KAdE commissioned the Solid Objectives Idenburg Liu (SO IL) architectural office to design an ideal contemporary three-dimensional setting in which to present the porcelain.
In response, SO IL has designed 32 modern, geometrically shaped showcases in bright colours and with pointed tops. As well as showing off the fifty-plus Meissen objects to best advantage, these vitrines are autonomous works in their own right. As Florian Idenburg of SO IL explains, We wanted to come up with a strategy to help visitors take a fresh look at Meissen so that they could understand the pieces in a new way. By using the vitrine to upset conventional ways of looking at the works, we force viewers to redefine their relationship with them. Through the organisation of colour, form and material, we seek to reduce the objectness of the individual pieces in order to generate a more fluid and visceral perception. It is about a transition from object to experience, and the power of architecture to act as a mediator in that process.
The porcelain in the exhibition has been drawn from a number of sources, including the Von Klemperer collection, the Meissen factory collection and various private collections in England and Germany.
Von Klemperer collection
Gustav von Klemperer was a Dresden-based Jewish banker and collector who owned one of the finest pre-war collections of Meissen in private hands. It included over 800 items, mostly dating from the 18th century. During the Second World War, his collection was confiscated by the Nazis, crated up and stored in the hills outside Dresden. When Dresden was bombed by the allies in 1945, the entire collection had just been brought in to the city from the hills to the west. Acting against orders, the truck driver decided to leave his vehicle overnight in the courtyard of the royal palace. The devastating bombing raid of that night reduced the building to ruins. The post-war Communist regime left the ruin untouched. In 1951, a labourer discovered the battered cases of porcelain among the rubble.

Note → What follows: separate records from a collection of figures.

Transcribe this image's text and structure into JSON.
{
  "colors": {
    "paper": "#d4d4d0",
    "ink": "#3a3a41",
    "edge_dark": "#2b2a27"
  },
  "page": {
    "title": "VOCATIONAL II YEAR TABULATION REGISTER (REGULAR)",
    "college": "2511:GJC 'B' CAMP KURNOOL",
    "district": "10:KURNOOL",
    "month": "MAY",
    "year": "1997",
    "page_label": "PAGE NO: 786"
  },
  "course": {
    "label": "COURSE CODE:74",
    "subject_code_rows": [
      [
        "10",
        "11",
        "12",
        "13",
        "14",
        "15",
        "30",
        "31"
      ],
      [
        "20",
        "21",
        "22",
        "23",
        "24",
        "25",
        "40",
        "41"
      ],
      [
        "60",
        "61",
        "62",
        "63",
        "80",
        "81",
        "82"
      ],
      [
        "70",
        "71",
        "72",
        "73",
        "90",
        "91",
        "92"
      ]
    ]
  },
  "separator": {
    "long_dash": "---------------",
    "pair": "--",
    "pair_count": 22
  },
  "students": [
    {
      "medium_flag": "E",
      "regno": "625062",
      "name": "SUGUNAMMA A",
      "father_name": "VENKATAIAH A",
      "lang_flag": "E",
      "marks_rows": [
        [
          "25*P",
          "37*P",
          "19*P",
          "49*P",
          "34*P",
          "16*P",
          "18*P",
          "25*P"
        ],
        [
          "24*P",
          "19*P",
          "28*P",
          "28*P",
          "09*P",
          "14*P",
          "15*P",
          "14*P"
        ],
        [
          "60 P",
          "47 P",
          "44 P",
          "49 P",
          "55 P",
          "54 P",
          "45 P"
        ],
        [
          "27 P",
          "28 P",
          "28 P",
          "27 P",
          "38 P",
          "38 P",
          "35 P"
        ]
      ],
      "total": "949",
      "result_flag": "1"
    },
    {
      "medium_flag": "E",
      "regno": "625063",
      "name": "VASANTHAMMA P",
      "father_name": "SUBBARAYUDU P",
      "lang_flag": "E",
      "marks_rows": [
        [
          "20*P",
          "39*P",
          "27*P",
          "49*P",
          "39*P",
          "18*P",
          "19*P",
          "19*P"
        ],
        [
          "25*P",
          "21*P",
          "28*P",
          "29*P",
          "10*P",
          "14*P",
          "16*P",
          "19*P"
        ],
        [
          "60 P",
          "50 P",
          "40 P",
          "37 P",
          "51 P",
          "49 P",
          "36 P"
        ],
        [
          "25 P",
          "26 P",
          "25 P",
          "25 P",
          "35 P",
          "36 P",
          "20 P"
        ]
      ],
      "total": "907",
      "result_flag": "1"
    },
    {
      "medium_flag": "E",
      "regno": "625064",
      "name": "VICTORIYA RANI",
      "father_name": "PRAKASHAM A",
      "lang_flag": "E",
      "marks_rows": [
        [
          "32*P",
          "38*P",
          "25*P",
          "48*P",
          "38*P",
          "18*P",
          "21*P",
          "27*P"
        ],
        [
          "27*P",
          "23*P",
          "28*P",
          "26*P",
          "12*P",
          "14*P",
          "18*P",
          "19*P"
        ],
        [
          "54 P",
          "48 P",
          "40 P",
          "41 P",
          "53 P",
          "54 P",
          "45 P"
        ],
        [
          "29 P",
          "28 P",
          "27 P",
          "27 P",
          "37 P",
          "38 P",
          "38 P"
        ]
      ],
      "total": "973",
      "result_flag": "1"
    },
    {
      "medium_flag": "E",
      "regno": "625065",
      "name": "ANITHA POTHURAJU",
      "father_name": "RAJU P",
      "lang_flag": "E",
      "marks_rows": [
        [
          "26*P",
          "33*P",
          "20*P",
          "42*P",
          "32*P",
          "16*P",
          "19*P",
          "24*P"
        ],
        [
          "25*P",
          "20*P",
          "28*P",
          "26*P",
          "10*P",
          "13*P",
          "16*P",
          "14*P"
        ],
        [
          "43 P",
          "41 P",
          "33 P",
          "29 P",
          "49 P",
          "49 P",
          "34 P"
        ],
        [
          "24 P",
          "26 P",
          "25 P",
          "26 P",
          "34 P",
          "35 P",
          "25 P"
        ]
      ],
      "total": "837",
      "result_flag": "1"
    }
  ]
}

It quickly became clear that they contained the Von Klemperer collection (or part of it). Following the reunification of Germany in 1991, 83 pieces were returned to Von Klemperers heirs. They donated 63 of them to the Staatliche Kunstsammlungen Dresden (SKD) for inclusion in the institutions renowned porcelain collection; the rest were auctioned off by Christies.
A few years ago, further items from the Von Klemperer collection were discovered in the SKD depots. The pieces were returned to the family and auctioned off in 2010 by Bonham's Fine European Ceramics in London. Although almost all the items in the auction had been damaged by the bombing (many seriously so), they sold for extraordinarily high sums. The exhibition at KAdE will feature a number of them, including a Temple of Minerva table decoration (c. 1747), the figure of a Turk (c. 1745) and a nodding pagoda (c. 1745).
The exhibition also includes pieces from the Meissen factory collection which were produced in the 19th or 20th century but based on 18th-century models. Among these are various Commedia dellarte figures (Brighella, Gondoliere, Arlecchino, Beltramo and Avvocato).